Quand on somme Roland de sonner de son corps, il rétorque ainsi :
«Ce serait une folie !
En douce France j’en perdrais ma gloire.
Aussitôt, de Durendal, je frapperais de grands coups ;
Sa lame en saignera jusqu’à la garde d’or.
Les païens félons ont eu tort de venir aux cols :
Je vous jure, tous sont condamnés à mort.»


Mais l’héroïsme prend toute son ampleur en ancien français :
«Jo fereie que fols !
En dulce France en perdreie mun los.
Sempres ferrai de Durendal granz colps
Sanglant en ert li branz entresqu’a l’or.
Felun paien mar i vindrent as porz :
Jo vo plevis, tuz sunt jugez a mort»


Nos ancêtres non seulement connaissaient la rime, mais ils la maniaient «déjà» avec une grâce touchante, tels ces vers de Jean Molinet :
«Souffle, Trithon, en ta buse argentine,
Muse en musant en ta doulce musette,
Donne louenge et gloire celestine
Au dieu Phebus a la barbe roussette…»


Chaque tome est divisé en plusieurs grandes sections. A l’intérieur de chacune d’elle, les textes sont présentés un à un, par ordre chronologique. Avant chaque texte, en édition bilingue page contre page, une notice explicative replace l’auteur et l’œuvre, de manière brève et concise. A cela s’ajoute une courte bibliographie et les notes, qui se trouvent donc avant les textes. Cela ne gène en rien la lecture, car d’une part les extraits sont souvent relativement court, de l’autre, ces notes incluent systématiquement un lexique commenté de mots d’ancien français utilisés dans le texte, qui l’éclaire ainsi avant sa lecture. Enfin pour terminer sur l’architecture globale de l’anthologie, il convient de parler des annexes. En premier lieu : une chronologie où s’insèrent les œuvres choisies. Relativement exhaustive, elle ne permet pas cependant de se faire une quelconque idée de l’évolution des genres sur la période. Puis suit une bibliographie sommaire et trois index. Ceux-ci (termes/thèmes et notions/noms) auraient mérité d’être plus complets, et un index des auteurs des deux tomes eût été le bienvenu.

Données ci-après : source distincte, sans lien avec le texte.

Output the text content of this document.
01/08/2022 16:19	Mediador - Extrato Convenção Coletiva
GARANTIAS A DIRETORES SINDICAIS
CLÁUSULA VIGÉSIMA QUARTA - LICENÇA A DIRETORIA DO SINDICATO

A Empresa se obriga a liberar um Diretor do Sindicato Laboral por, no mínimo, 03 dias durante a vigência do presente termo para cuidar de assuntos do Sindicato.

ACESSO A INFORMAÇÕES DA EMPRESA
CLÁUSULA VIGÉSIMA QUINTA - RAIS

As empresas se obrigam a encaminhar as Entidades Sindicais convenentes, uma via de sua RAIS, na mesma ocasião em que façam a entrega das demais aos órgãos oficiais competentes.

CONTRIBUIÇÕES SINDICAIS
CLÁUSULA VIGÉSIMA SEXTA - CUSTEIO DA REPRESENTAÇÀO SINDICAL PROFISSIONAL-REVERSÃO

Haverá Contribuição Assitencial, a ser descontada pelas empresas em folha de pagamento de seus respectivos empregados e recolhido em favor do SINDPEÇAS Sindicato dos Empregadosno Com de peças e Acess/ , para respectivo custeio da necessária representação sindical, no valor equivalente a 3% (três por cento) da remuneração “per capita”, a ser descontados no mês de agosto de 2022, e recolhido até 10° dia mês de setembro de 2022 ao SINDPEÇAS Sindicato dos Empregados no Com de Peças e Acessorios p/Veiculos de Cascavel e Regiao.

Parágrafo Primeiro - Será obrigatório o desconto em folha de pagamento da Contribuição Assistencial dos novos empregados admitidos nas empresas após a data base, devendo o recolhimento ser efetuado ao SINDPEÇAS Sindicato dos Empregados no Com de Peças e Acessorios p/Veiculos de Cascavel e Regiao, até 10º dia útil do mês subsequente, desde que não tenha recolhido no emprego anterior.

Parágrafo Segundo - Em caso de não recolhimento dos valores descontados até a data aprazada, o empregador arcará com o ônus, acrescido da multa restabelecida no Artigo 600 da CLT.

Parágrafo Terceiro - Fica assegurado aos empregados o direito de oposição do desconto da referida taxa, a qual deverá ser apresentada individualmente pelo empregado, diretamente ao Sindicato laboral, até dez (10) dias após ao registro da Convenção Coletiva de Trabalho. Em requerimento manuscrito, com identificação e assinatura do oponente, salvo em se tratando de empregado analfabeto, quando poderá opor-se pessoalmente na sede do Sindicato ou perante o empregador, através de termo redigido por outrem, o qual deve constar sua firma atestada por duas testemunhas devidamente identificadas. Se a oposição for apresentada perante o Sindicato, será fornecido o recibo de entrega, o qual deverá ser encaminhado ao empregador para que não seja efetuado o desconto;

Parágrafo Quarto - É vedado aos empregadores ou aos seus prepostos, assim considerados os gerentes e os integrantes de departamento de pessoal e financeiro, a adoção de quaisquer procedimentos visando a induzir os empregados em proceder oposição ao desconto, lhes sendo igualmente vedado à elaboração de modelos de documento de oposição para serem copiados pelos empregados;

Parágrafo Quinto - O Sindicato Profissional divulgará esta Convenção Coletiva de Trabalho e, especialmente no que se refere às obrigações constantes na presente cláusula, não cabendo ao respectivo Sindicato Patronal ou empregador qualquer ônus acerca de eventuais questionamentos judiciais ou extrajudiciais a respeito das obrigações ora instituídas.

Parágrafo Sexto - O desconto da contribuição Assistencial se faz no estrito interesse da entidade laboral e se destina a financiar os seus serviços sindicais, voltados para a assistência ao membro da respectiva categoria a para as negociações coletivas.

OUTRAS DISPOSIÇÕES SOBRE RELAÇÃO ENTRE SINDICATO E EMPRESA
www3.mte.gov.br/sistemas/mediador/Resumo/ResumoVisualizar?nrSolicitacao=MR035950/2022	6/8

Il ne s’agit pas ici d’analyser précisément les choix d’auteurs et d’œuvres, dans l’ensemble acceptables. Cette anthologie présente en effet la littérature française du Moyen Age dans sa diversité, avec des textes «dépoussiérés» et accessibles. Ces deux tomes sont ainsi un aperçu qui donne envie d’aller plus loin, comme un dépliant touristique, une bande annonce : il s’agit d’un travail utile mais très ciblé. Ces deux tomes de La Littérature française du Moyen Age sont donc bien plutôt une mise en bouche, qui a d’ailleurs le mérite, non négligeable, de souligner la palette des goûts de cette littérature médiévale si longtemps occultée.